The concerns of Wang Ning (not his real name), who works for a technology consultancy in Beijing, help demonstrate the way in which worries over China’s political direction are crimping people’s desire to spend.

Even though he earns an above-average salary of Rmb35,000 a month, Wang has begun imposing spending quotas on himself, arranged by specific categories. Dining out, for instance, is limited to Rmb1,000 a week while spending on clothes and other items is similarly subject to fiscal discipline.

The reasons for his austerity are a mix of big picture geopolitics and job market insecurity. Like many big city dwellers these days, his long-held belief in a better tomorrow has been undermined by what he sees as Beijing’s preoccupation with national security at the expense of generating GDP growth.

“I save as much as I can to prepare for black swan events like an invasion of Taiwan or a collapse in real estate markets,” Wang says. Speculation over whether and when China might seek to attack Taiwan — which it regards as its own territory — has become a feature of private conversations in large cities, with 2027 often cited as a likely date.

The other aspect of Wang’s anxiety involves his job. Many of his friends who work in the property sector, private equity funds and investment banks have either lost their jobs or had to take pay cuts because of a mix of economic trends and regulatory clampdowns in these sectors.

There is ample reason for Wang’s psychology. Under Xi Jinping, China’s leader, a concept of “comprehensive national security” has come to dominate almost every aspect of life. The economy, culture, society, technology, ecology and others are officially classified as matters of national security deemed essential to the party-state’s survival.

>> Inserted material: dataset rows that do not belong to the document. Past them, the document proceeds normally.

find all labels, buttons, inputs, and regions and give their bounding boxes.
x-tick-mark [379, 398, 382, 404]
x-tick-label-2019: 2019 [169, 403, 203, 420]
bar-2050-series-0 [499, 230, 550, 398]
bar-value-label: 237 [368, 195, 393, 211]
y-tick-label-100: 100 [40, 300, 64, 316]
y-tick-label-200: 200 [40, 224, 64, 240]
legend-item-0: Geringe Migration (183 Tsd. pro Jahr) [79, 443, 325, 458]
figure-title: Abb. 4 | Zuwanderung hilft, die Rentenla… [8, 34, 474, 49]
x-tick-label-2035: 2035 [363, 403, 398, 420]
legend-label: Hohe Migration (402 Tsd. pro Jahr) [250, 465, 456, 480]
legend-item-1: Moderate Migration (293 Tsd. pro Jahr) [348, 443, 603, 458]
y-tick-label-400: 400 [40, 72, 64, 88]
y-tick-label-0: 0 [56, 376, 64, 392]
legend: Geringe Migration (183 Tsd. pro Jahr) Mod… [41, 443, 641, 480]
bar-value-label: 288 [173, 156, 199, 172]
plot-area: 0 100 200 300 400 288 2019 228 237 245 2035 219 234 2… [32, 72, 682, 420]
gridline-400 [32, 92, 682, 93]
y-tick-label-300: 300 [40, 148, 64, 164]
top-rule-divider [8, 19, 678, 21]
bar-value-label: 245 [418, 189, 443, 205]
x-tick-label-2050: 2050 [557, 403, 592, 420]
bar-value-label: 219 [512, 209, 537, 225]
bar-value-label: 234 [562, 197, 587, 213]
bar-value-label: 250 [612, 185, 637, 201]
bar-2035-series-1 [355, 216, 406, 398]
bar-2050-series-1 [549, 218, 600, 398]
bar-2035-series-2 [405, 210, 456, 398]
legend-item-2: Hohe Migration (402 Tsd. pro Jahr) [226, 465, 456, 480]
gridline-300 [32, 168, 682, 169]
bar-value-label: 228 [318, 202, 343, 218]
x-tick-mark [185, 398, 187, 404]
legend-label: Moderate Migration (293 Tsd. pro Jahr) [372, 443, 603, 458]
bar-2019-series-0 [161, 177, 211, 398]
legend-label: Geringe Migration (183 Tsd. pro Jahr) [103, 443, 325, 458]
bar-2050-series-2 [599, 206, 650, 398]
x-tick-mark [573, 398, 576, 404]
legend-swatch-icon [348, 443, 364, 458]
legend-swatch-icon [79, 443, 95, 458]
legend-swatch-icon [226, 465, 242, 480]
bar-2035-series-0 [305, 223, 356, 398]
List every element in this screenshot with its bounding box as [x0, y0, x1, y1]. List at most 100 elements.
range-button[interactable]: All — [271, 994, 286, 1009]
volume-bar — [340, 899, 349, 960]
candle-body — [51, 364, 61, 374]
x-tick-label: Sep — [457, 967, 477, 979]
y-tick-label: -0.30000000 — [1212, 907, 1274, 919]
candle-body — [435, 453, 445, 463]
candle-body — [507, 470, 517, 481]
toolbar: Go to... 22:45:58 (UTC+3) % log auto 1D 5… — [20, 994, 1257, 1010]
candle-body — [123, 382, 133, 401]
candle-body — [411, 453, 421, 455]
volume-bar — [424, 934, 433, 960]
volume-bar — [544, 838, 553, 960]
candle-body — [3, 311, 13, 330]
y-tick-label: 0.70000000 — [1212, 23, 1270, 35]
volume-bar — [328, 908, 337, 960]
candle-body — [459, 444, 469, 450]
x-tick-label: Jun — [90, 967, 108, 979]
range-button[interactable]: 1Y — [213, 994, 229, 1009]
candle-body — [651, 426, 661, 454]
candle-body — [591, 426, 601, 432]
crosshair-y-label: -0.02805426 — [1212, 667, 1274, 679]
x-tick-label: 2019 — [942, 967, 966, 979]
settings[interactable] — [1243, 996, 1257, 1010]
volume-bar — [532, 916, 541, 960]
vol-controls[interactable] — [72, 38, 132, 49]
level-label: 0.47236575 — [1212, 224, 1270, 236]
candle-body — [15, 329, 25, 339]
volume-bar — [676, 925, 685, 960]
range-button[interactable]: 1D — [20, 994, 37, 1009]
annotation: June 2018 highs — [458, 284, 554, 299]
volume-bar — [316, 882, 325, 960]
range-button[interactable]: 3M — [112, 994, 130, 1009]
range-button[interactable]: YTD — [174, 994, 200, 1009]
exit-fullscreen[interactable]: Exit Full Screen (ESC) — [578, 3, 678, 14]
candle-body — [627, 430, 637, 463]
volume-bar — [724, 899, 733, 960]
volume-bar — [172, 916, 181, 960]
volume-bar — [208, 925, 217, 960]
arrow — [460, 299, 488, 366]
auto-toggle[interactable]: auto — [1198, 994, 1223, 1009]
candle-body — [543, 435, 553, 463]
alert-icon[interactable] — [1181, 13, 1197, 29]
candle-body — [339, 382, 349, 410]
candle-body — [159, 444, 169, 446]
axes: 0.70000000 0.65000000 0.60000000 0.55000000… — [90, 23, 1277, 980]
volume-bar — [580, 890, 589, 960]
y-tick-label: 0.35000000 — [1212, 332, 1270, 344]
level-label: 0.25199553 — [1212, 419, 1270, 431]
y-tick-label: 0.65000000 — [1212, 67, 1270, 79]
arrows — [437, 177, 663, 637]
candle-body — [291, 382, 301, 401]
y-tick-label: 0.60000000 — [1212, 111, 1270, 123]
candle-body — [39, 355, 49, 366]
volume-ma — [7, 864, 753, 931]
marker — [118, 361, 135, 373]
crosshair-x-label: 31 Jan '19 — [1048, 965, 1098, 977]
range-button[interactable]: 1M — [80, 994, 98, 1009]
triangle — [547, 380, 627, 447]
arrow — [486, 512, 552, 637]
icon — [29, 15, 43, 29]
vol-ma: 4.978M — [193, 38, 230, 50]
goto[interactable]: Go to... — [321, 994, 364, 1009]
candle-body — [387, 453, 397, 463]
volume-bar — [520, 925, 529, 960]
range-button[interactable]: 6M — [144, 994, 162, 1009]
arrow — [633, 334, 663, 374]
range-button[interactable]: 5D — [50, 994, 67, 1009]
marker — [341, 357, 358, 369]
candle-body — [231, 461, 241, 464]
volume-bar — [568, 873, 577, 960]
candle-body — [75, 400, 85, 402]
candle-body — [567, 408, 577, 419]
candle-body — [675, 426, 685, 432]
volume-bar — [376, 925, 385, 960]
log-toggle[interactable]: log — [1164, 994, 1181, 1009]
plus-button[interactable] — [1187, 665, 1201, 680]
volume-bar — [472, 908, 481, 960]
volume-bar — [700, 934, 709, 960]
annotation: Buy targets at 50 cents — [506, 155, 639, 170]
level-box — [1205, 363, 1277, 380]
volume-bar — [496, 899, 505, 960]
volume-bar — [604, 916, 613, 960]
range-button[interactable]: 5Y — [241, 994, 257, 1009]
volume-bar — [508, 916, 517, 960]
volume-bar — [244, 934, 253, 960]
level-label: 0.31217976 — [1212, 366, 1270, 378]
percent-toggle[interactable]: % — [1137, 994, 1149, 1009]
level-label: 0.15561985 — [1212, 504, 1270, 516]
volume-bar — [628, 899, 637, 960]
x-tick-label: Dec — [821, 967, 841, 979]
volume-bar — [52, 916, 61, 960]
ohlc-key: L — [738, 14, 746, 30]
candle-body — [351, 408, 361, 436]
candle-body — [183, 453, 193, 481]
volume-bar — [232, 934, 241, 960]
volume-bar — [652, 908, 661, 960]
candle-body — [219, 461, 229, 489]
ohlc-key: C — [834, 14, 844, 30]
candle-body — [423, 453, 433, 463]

“Certainly, Xi knows how important the economy is but he doesn’t know how to rescue it,” says Junhua Zhang of the European Institute for Asian Studies, a think-tank. “In reality, he is far from a modern leader.”

He recommends a return to the free market reforms of Deng Xiaoping, the architect of China’s economic opening-up from the late 1970s on. But more immediately, Beijing needs to step in with stimulus to arrest the deflationary spiral, analysts say. Without it, China’s psycho-political malaise may deepen.